The formula includes 27 different elements, such as full-day kindergarten, capping K-3 classes at 15 students, adding specialist teachers and improving technology inside classrooms.

But Mangan said Tuesday the commission may opt not to include those measures out of concern it would be viewed as a mandate that could both erode local control and draw the ire of lobbying groups around the state.

“They don’t want to make any of the decisions,” she said. “They’re using the political system and they just want to keep it that way. They want school funding to be decided by politics and not by research. And they have this unfounded fear of mandates when that’s not what’s happening. They’re using that as an excuse.”

Mangan believes state officials would rather maintain the existing model – where education funding is determined by what the state says it can afford – rather than tying that to any growth elements.

Michelle Turner Mangan (Chicago Tonight)

Davis said he’s in favor of the EBM, but said debate has arisen over whether or not to actually codify those elements in the report. He wants to include those elements to ensure a “formal conversation” is had if legislators want to change them down the line.

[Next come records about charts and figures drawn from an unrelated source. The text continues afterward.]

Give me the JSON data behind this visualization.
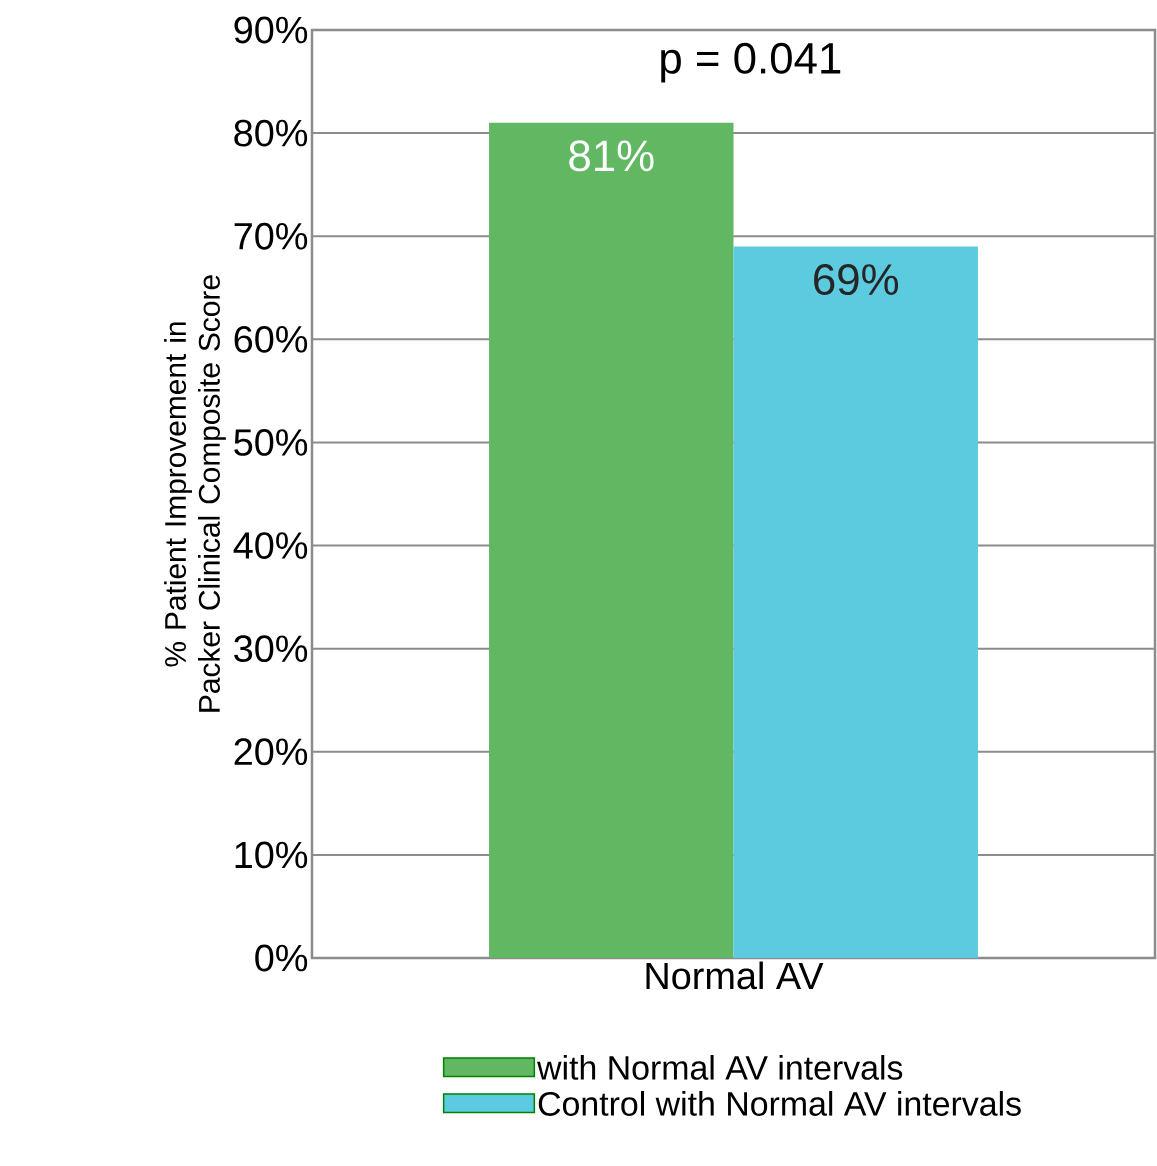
{
  "chart_data": {
    "type": "bar",
    "ylabel": "% Patient Improvement in Packer Clinical Composite Score",
    "categories": [
      "Normal AV"
    ],
    "series": [
      {
        "name": "with Normal AV intervals",
        "color": "#62b862",
        "values": [
          81
        ],
        "value_labels": [
          "81%"
        ]
      },
      {
        "name": "Control with Normal AV intervals",
        "color": "#5ccbe0",
        "values": [
          69
        ],
        "value_labels": [
          "69%"
        ]
      }
    ],
    "ylim": [
      0,
      90
    ],
    "yticks": [
      {
        "value": 0,
        "label": "0%"
      },
      {
        "value": 10,
        "label": "10%"
      },
      {
        "value": 20,
        "label": "20%"
      },
      {
        "value": 30,
        "label": "30%"
      },
      {
        "value": 40,
        "label": "40%"
      },
      {
        "value": 50,
        "label": "50%"
      },
      {
        "value": 60,
        "label": "60%"
      },
      {
        "value": 70,
        "label": "70%"
      },
      {
        "value": 80,
        "label": "80%"
      },
      {
        "value": 90,
        "label": "90%"
      }
    ],
    "grid": "y",
    "legend": "bottom",
    "annotations": [
      "p = 0.041"
    ]
  }
}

But others, he said, prefer the flexibility to make more immediate changes that’s offered by leaving them out. He hopes the commission is at least able to agree on the necessity of those measures before deciding whether or not to actually write them into the report.

The Illinois State Board of Education on Tuesday finalized its 2018 budget recommendations, maintaining the foundation level of $6,119 in state funding per student, on average. In total, ISBE requested $7.73 billion – an increase of about 3.5 percent over this year’s budget.

Last fall, Mangan told Chicago Tonight the cost to implement the EBM could average out around $14,000 per student – a massive jump from the current per-student rate – which could cost the state billions on top of what it already spends on education per year.

Illinois has long been among the most regressive states in terms of its funding gap between low- and high-poverty school districts.

In theory, the evidence-based model can help reduce those inequities through adequate funding. But in practice, some states have implemented the model without a targeted approach and have seen grades stagnate.

The evidence-based model doesn’t require all 27 of those elements be implemented, according to Mangan, but she says they should be used in research to find out how much the state will actually need to spend.

“One piece is the actual model and the other is the distribution of that,” she said. “And instead of saying ‘Let’s have this as a goal, let’s work toward this over however many years,’ they’re just saying there’s no guarantee so let’s keep it the way it is and let people spend the way they want to spend. It’s just meaningless.”

Three working group and two full commission meetings remain scheduled before next Wednesday. Rauner can then opt to continue that commission or scrap it and build a new commission. Davis says he’ll “probably” draw up a bill based around the evidence-based model, so that if consensus is eventually reached, the legislation can be tweaked and the dialog can continue.

Mangan believes the commission will meet its deadline with a broad framework of topics that would instead be acted on by a professional judgment panel years down the road.

“The basic principal of basing it on research seems to be out, they just don’t want to do it,” she said. “And the current system is just based on the political workings of how much money they say is available, and that’s essentially still what’s going to happen.

“This is all just the same Illinois politics, and I was hoping it was going to be different.”